# Conjugate-large subgroup

This article defines a subgroup property: a property that can be evaluated to true/false given a group and a subgroup thereof, invariant under subgroup equivalence. View a complete list of subgroup properties[SHOW MORE]

BEWARE! This term is nonstandard and is being used locally within the wiki. [SHOW MORE]

## Definition

### Symbol-free definition

A subgroup of a group is said to be conjugate-large if any subgroup all of whose conjugates intersect it trivially must be the trivial subgroup.

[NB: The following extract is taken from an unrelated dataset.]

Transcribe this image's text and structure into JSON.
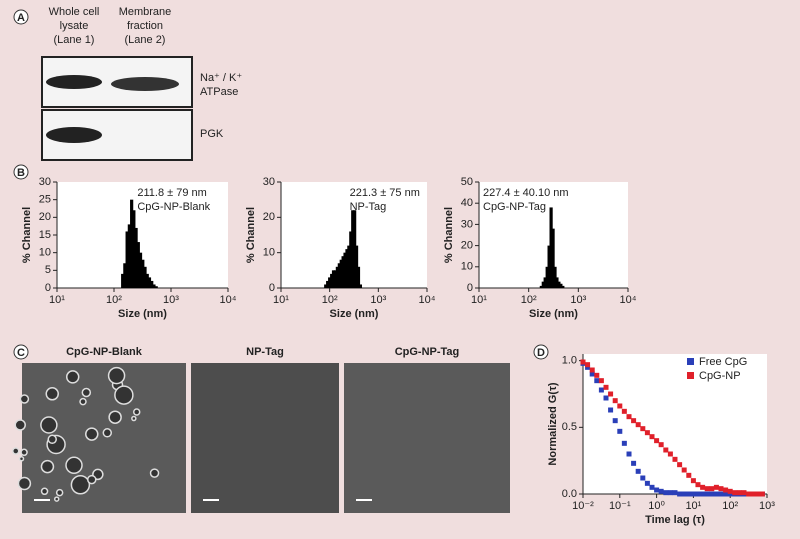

### Definition with symbols

A subgroup $H$ of a group $G$ is said to be conjugate-large if whenever $K$ is a subgroup such that $K^g \cap H$ is trivial for every $g \in G$, $K$ must itself be trivial.

## Metaproperties

### Transitivity

This subgroup property is transitive: a subgroup with this property in a subgroup with this property, also has this property in the whole group.
ABOUT THIS PROPERTY: View variations of this property that are transitive | View variations of this property that are not transitive
ABOUT TRANSITIVITY: View a complete list of transitive subgroup properties|View a complete list of facts related to transitivity of subgroup properties |Read a survey article on proving transitivity

We need to show that if $H \le K \le G$ with each conjugate-large in the next, $H$ is conjugate-large in $G$.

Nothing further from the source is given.